Dibalik keberadaan lambang negara tersebut, ada tokoh yang sangat berjasa pada bangsa ini dalam merancang lambang negara tersebut.

Lambang Garuda Pancasila ini dirancang seorang tokoh bernama Sultan Hamid II. Ia adalah sultan di Kesultanan Pontianak, Kalimantan Barat yang bernam lengkap Syarif Abdul Hamid Al-Qadri.

Sultan Abdul Hamid II merupakan putra sulung Sultan Syarif Muhammad Al-Qadri. Di dalam tubuhnya mengalir darah Indonesia-Arab.

Sultan Hamid II lahir di Pontianak pada 12 Juli 1913 dan meninggal 30 Maret 1978 di Jakarta. Jenazahnya dimakamkan di pemakaman Keluarga Kesultanan Pontianak di Batulayang.

Syarif Abdul Hamid, panggilan kecilnya, menempuh pendidikan ELS di Sukabumi, Pontianak, Yogyakarta, dan Bandung. HBS di Bandung satu tahun, THS Bandung tidak tamat, kemudian KMA (sejenis Akademi Militer) di Breda, Belanda, hingga tamat dan meraih pangkat letnan pada kesatuan tentara Hindia Belanda (KNIL = Koninklijk Nederland Indische Leger).

Dirinya menghirup udara bebas ketika Jepang menyerah kepada sekutu dan mendapat kenaikan pangkat menjadi kolonel.

Ketika ayahnya wafat akibat agresi Jepang pada 29 Oktober 1945, Syarif Abdul Hamid diangkat menjadi Sultan Pontianak menggantikan ayahnya dengan gelar Sultan Hamid II (sebelumnya telah didahului oleh Sultan Thaha sebagai pengganti sementara pada tahun 1944-1945).

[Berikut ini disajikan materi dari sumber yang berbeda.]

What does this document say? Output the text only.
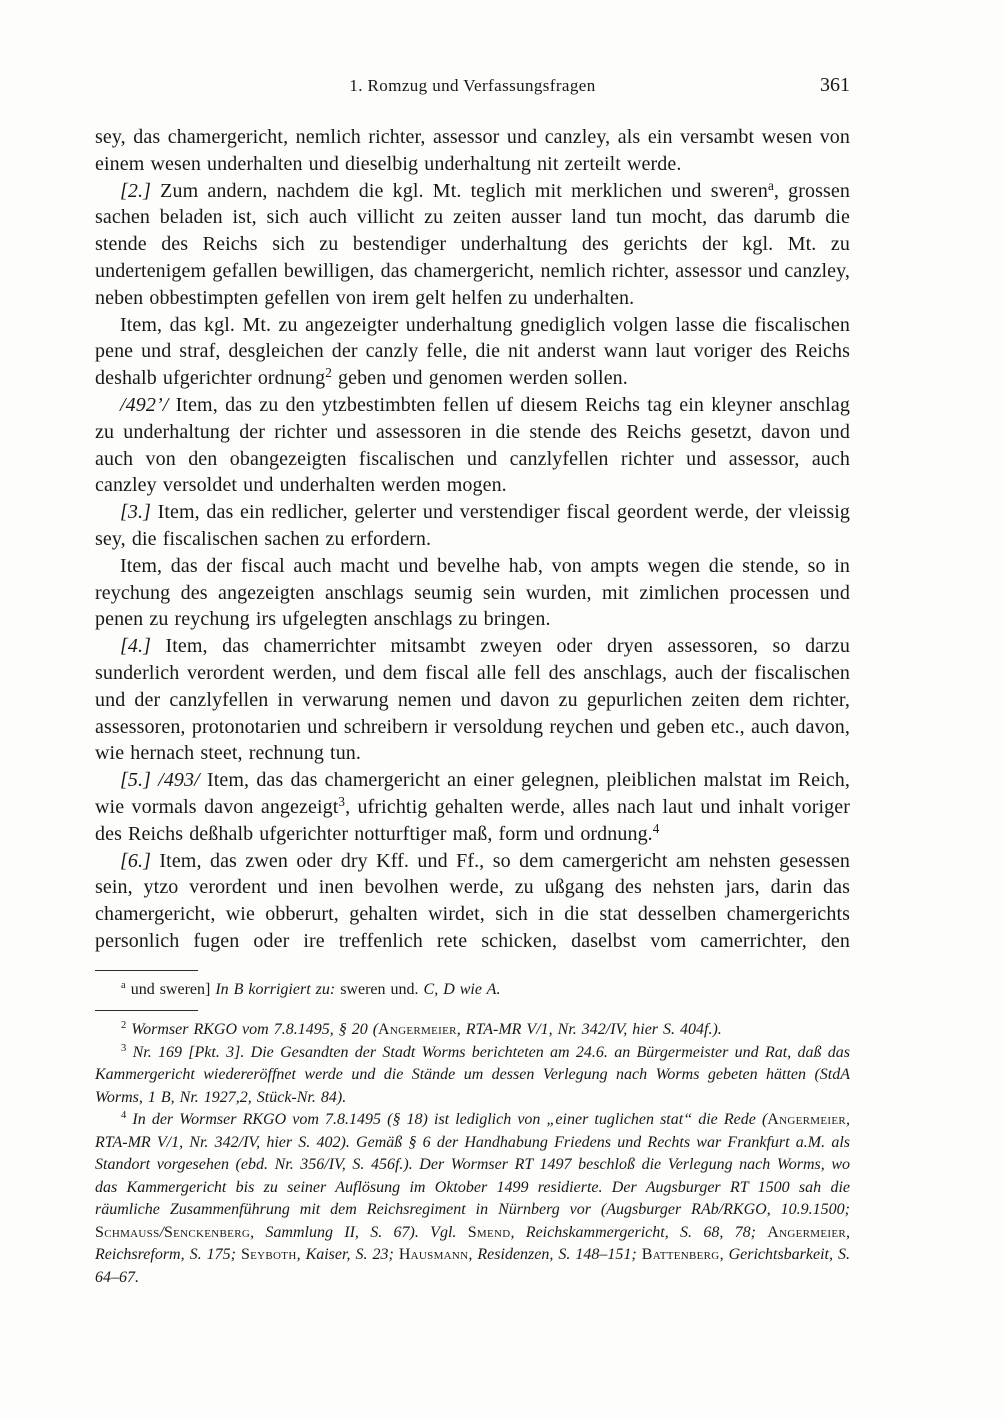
1. Romzug und Verfassungsfragen	361

sey, das chamergericht, nemlich richter, assessor und canzley, als ein versambt wesen von einem wesen underhalten und dieselbig underhaltung nit zerteilt werde.

[2.] Zum andern, nachdem die kgl. Mt. teglich mit merklichen und sweren$^a$, grossen sachen beladen ist, sich auch villicht zu zeiten ausser land tun mocht, das darumb die stende des Reichs sich zu bestendiger underhaltung des gerichts der kgl. Mt. zu undertenigem gefallen bewilligen, das chamergericht, nemlich richter, assessor und canzley, neben obbestimpten gefellen von irem gelt helfen zu underhalten.

Item, das kgl. Mt. zu angezeigter underhaltung gnediglich volgen lasse die fiscalischen pene und straf, desgleichen der canzly felle, die nit anderst wann laut voriger des Reichs deshalb ufgerichter ordnung$^2$ geben und genomen werden sollen.

/492’/ Item, das zu den ytzbestimbten fellen uf diesem Reichs tag ein kleyner anschlag zu underhaltung der richter und assessoren in die stende des Reichs gesetzt, davon und auch von den obangezeigten fiscalischen und canzlyfellen richter und assessor, auch canzley versoldet und underhalten werden mogen.

[3.] Item, das ein redlicher, gelerter und verstendiger fiscal geordent werde, der vleissig sey, die fiscalischen sachen zu erfordern.

Item, das der fiscal auch macht und bevelhe hab, von ampts wegen die stende, so in reychung des angezeigten anschlags seumig sein wurden, mit zimlichen processen und penen zu reychung irs ufgelegten anschlags zu bringen.

[4.] Item, das chamerrichter mitsambt zweyen oder dryen assessoren, so darzu sunderlich verordent werden, und dem fiscal alle fell des anschlags, auch der fiscalischen und der canzlyfellen in verwarung nemen und davon zu gepurlichen zeiten dem richter, assessoren, protonotarien und schreibern ir versoldung reychen und geben etc., auch davon, wie hernach steet, rechnung tun.

[5.] /493/ Item, das das chamergericht an einer gelegnen, pleiblichen malstat im Reich, wie vormals davon angezeigt$^3$, ufrichtig gehalten werde, alles nach laut und inhalt voriger des Reichs deßhalb ufgerichter notturftiger maß, form und ordnung.$^4$

[6.] Item, das zwen oder dry Kff. und Ff., so dem camergericht am nehsten gesessen sein, ytzo verordent und inen bevolhen werde, zu ußgang des nehsten jars, darin das chamergericht, wie obberurt, gehalten wirdet, sich in die stat desselben chamergerichts personlich fugen oder ire treffenlich rete schicken, daselbst vom camerrichter, den

$^a$ und sweren] In B korrigiert zu: sweren und. C, D wie A.

$^2$ Wormser RKGO vom 7.8.1495, § 20 (Angermeier, RTA-MR V/1, Nr. 342/IV, hier S. 404f.).

$^3$ Nr. 169 [Pkt. 3]. Die Gesandten der Stadt Worms berichteten am 24.6. an Bürgermeister und Rat, daß das Kammergericht wiedereröffnet werde und die Stände um dessen Verlegung nach Worms gebeten hätten (StdA Worms, 1 B, Nr. 1927,2, Stück-Nr. 84).

$^4$ In der Wormser RKGO vom 7.8.1495 (§ 18) ist lediglich von „einer tuglichen stat“ die Rede (Angermeier, RTA-MR V/1, Nr. 342/IV, hier S. 402). Gemäß § 6 der Handhabung Friedens und Rechts war Frankfurt a.M. als Standort vorgesehen (ebd. Nr. 356/IV, S. 456f.). Der Wormser RT 1497 beschloß die Verlegung nach Worms, wo das Kammergericht bis zu seiner Auflösung im Oktober 1499 residierte. Der Augsburger RT 1500 sah die räumliche Zusammenführung mit dem Reichsregiment in Nürnberg vor (Augsburger RAb/RKGO, 10.9.1500; Schmauss/Senckenberg, Sammlung II, S. 67). Vgl. Smend, Reichskammergericht, S. 68, 78; Angermeier, Reichsreform, S. 175; Seyboth, Kaiser, S. 23; Hausmann, Residenzen, S. 148–151; Battenberg, Gerichtsbarkeit, S. 64–67.
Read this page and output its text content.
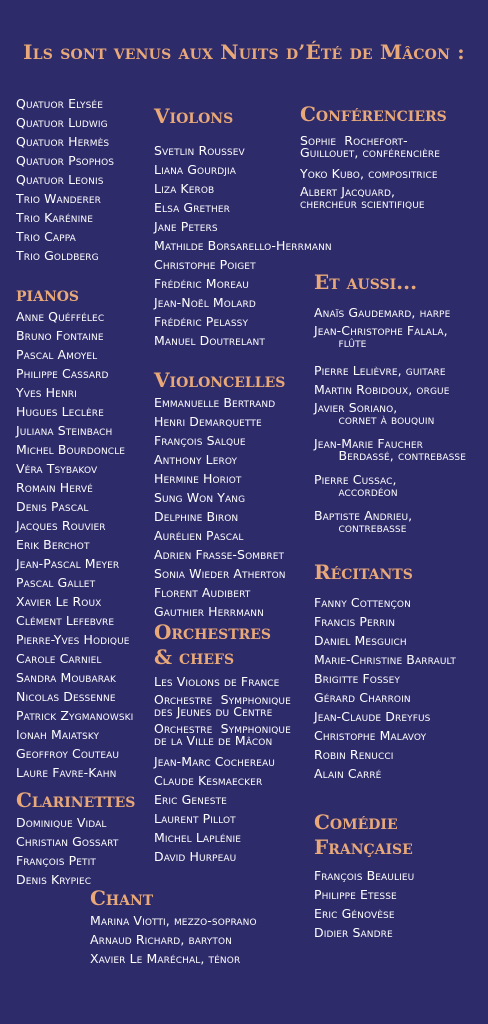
Ils sont venus aux Nuits d’Été de Mâcon :
Quatuor Elysée
Quatuor Ludwig
Quatuor Hermès
Quatuor Psophos
Quatuor Leonis
Trio Wanderer
Trio Karénine
Trio Cappa
Trio Goldberg
pianos
Anne Quéffélec
Bruno Fontaine
Pascal Amoyel
Philippe Cassard
Yves Henri
Hugues Leclère
Juliana Steinbach
Michel Bourdoncle
Véra Tsybakov
Romain Hervé
Denis Pascal
Jacques Rouvier
Erik Berchot
Jean-Pascal Meyer
Pascal Gallet
Xavier Le Roux
Clément Lefebvre
Pierre-Yves Hodique
Carole Carniel
Sandra Moubarak
Nicolas Dessenne
Patrick Zygmanowski
Ionah Maiatsky
Geoffroy Couteau
Laure Favre-Kahn
Clarinettes
Dominique Vidal
Christian Gossart
François Petit
Denis Krypiec
Chant
Marina Viotti, mezzo-soprano
Arnaud Richard, baryton
Xavier Le Maréchal, ténor
Violons
Svetlin Roussev
Liana Gourdjia
Liza Kerob
Elsa Grether
Jane Peters
Mathilde Borsarello-Herrmann
Christophe Poiget
Frédéric Moreau
Jean-Noël Molard
Frédéric Pelassy
Manuel Doutrelant
Violoncelles
Emmanuelle Bertrand
Henri Demarquette
François Salque
Anthony Leroy
Hermine Horiot
Sung Won Yang
Delphine Biron
Aurélien Pascal
Adrien Frasse-Sombret
Sonia Wieder Atherton
Florent Audibert
Gauthier Herrmann
Orchestres
& chefs
Les Violons de France
Orchestre  Symphonique
des Jeunes du Centre
Orchestre  Symphonique
de la Ville de Mâcon
Jean-Marc Cochereau
Claude Kesmaecker
Eric Geneste
Laurent Pillot
Michel Laplénie
David Hurpeau
Conférenciers
Sophie  Rochefort-
Guillouet, conférencière
Yoko Kubo, compositrice
Albert Jacquard,
chercheur scientifique
Et aussi...
Anaïs Gaudemard, harpe
Jean-Christophe Falala,
flûte
Pierre Lelièvre, guitare
Martin Robidoux, orgue
Javier Soriano,
cornet à bouquin
Jean-Marie Faucher
Berdassé, contrebasse
Pierre Cussac,
accordéon
Baptiste Andrieu,
contrebasse
Récitants
Fanny Cottençon
Francis Perrin
Daniel Mesguich
Marie-Christine Barrault
Brigitte Fossey
Gérard Charroin
Jean-Claude Dreyfus
Christophe Malavoy
Robin Renucci
Alain Carré
Comédie
Française
François Beaulieu
Philippe Etesse
Eric Génovèse
Didier Sandre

Di awal era federalisme, Sultan Hamid II memperoleh jabatan penting sebagai Wakil Daerah Istimewa Kalimantan Barat (DIKB) berdasarkan konstitusi RIS 1949 dan selalu turut dalam perundingan-perundingan Malino, Denpasar, BFO, BFC, IJC dan KMB di Indonesia dan Belanda.

Ia juga pernah memperoleh jabatan sebagai Ajudant in Buitenfgewone Dienst bij HN Koningin der Nederlanden. Ini pangkat tertinggi sebagai asisten Ratu Kerajaan Belanda dan orang Indonesia pertama yang memperoleh pangkat tertinggi dalam kemiliteran.

Pada 17 Desember 1949, Sultan Hamid II diangkat oleh Soekarno ke Kabinet RIS, tetapi tanpa adanya portofolio. Kabinet ini dipimpin oleh Perdana Menteri Mohammad Hatta dan termasuk 11 anggota berhaluan Republik dan lima anggota berhaluan Federal.

Pemerintahan Federal ini berumur singkat. Sebab, terdapat perbedaan pandangan antara golongan Unitaris dan Federalis serta berkembangnya dukungan rakyat untuk membentuk negara kesatuan.

Sultan Hamid II menjabat sebagai Menteri Negara Zonder Portofolio dan selama jabatan menteri negara itu pula dia ditugaskan Presiden Soekarno merencanakan, merancang, dan merumuskan gambar lambang negara.

Pada 10 Januari 1950, dibentuk Panitia Teknis dengan nama Panitia Lencana Negara di bawah koordinator Menteri Negara Zonder Portofolio Sultan Hamid II dengan susunan panitia teknis Muhammad Yamin sebagai ketua, Ki Hajar Dewantoro, M. A. Pellaupessy, Mohammad Natsir, dan R.M. Ngabehi Poerbatjaraka sebagai anggota.

Panitia ini bertugas menyeleksi usulan rancangan lambang negara untuk dipilih dan diajukan kepada pemerintah.

Merujuk keterangan Bung Hatta dalam buku Bung Hatta Menjawab, untuk melaksanakan Keputusan Sidang Kabinet tersebut Menteri Priyono melaksanakan sayembara. Terpilih dua rancangan lambang negara terbaik, yaitu karya Sultan Hamid II dan karya M. Yamin.

Pada proses selanjutnya yang diterima pemerintah dan DPR adalah rancangan Sultan Hamid II. Karya M. Yamin ditolak karena menyertakan sinar-sinar matahari dan menampakkan pengaruh Jepang.(pan).